No tiene piezas chicas sueltas que se pierdan en el pasto cuando hay que desarmarla. Se abre con la mano, sin herramientas, algo que se agradece cuando el mantenimiento se hace en el propio establecimiento y no en un taller. Y ese mantenimiento es simple: limpieza y lubricación con vaselina. No hay electrónica que se queme ni sensores que calibrar.
Recomendamos siempre sumarle un filtro de protección en la entrada que frene la arena y las piedritas antes de que lleguen al mecanismo. En aguas de pozo o de tajamar, que es lo habitual en el campo, ese detalle alarga la vida útil del equipo y evita paradas por desgaste prematuro.
Materiales resistentes a químicos corrosivos, sin partes que se extravíen, sin herramientas y con mantenimiento de limpieza y grasa. Es la clase de robustez que uno quiere en algo que tiene que trabajar todos los días solo. [ver video de mantenimiento]
La dosis correcta es la que protege
En la prevención del meteorismo esto se vuelve muy concreto. El timpanismo espumoso por leguminosas (alfalfa, trébol) se maneja dosificando un antiespumante en el agua de bebida, un tensioactivo que rompe la espuma ruminal que provoca el cuadro. La dosis se calcula por peso vivo del animal y hay que sostenerla mientras dure el riesgo de la pastura.
Y acá la palabra clave es dosis. Si queda por debajo de lo necesario, la protección es incompleta: el animal toma el agua, pero no recibe lo suficiente como para estar cubierto. Si se carga de más, tampoco es gratis, porque afecta el consumo del agua, que es justamente por donde se administra el producto. El punto justo no es un lujo: es la diferencia entre proteger al animal o creer que está protegido cuando no lo está. Sin olvidar, obviamente, el derroche de producto y dinero.
Por eso la bomba proporcional encaja tan bien en este uso. Entrega el antiespumante en concentración constante durante todo el consumo del día, sin que nadie tenga que mezclar tanques a mano ni recalcular cada vez que cambia el caudal.
Lo que viene: dosificar es una cosa, saber cuánto se dosificó es otra
Hasta acá el equipo hace su trabajo: mantiene la proporción. Pero queda una pregunta que hoy no tiene respuesta directa en el campo. ¿Cuánto producto se administró realmente?
La bomba dosifica proporcional al agua que pasa, y el agua que pasa no es constante.
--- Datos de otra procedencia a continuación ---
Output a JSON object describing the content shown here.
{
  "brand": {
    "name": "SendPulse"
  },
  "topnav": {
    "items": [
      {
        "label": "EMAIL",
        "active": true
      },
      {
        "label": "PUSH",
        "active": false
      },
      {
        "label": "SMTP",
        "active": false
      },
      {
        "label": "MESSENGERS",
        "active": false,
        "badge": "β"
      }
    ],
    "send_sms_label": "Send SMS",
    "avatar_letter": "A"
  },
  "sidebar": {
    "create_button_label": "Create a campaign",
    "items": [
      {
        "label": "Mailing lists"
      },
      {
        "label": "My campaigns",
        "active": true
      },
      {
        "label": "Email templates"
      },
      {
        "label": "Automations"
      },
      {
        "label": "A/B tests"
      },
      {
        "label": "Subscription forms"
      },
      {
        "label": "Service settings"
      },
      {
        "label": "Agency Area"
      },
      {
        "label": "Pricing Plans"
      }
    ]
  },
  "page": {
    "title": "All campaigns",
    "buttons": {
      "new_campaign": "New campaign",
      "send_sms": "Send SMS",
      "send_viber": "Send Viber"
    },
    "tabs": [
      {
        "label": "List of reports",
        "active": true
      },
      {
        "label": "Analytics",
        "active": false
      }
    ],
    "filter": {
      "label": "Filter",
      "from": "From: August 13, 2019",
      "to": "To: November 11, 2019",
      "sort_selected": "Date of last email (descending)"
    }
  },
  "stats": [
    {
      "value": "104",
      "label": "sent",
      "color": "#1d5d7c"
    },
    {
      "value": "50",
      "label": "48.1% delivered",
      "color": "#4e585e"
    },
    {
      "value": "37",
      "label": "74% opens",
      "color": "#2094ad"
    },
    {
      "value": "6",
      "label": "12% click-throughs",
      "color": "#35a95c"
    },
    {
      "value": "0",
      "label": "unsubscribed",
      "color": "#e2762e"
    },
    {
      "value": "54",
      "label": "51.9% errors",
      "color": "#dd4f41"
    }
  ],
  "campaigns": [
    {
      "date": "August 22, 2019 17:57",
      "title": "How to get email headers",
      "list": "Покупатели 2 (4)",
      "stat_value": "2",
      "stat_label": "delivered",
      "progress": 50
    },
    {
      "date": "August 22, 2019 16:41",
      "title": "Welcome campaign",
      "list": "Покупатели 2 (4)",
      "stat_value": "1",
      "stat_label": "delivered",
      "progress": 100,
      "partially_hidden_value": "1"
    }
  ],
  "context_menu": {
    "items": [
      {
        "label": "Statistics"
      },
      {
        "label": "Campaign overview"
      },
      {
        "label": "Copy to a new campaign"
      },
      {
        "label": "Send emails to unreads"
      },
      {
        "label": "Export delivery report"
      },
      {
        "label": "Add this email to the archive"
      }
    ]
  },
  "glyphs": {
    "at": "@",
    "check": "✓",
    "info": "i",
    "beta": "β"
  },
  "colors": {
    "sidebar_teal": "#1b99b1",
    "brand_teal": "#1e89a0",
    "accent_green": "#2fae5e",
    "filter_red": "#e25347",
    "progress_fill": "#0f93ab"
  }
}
Un animal toma más o menos según el día. Con calor, viento o estrés térmico, el consumo sube. Con pasto húmedo por rocío o lluvia, baja, porque ya ingiere agua en el propio pastoreo. Si el consumo varía, la cantidad total de producto administrada varía con él, aunque la concentración se mantenga.

En Equitec estamos desarrollando un sistema de telemetría para esta parte puntual del campo. La idea es medir lo que hoy no se ve: cuánta agua abasteció los bebederos, cuánto consumió cada parcela, cuánto producto se dosificó en total y cuándo hay que reponer el tanque. Sumando variables del entorno como humedad de suelo, temperatura y viento, se entiende por qué cambió el consumo y se puede anticipar la reposición antes de que el tanque quede vacío.
En la prevención del meteorismo, donde la protección depende de que el animal tome efectivamente su dosis diaria, ese dato deja de ser un extra. Confirma cuánta agua tomó cada parcela y cuánto producto se administró de verdad. La inversión en medir es menor frente a lo que está en juego, que es la pérdida de animales.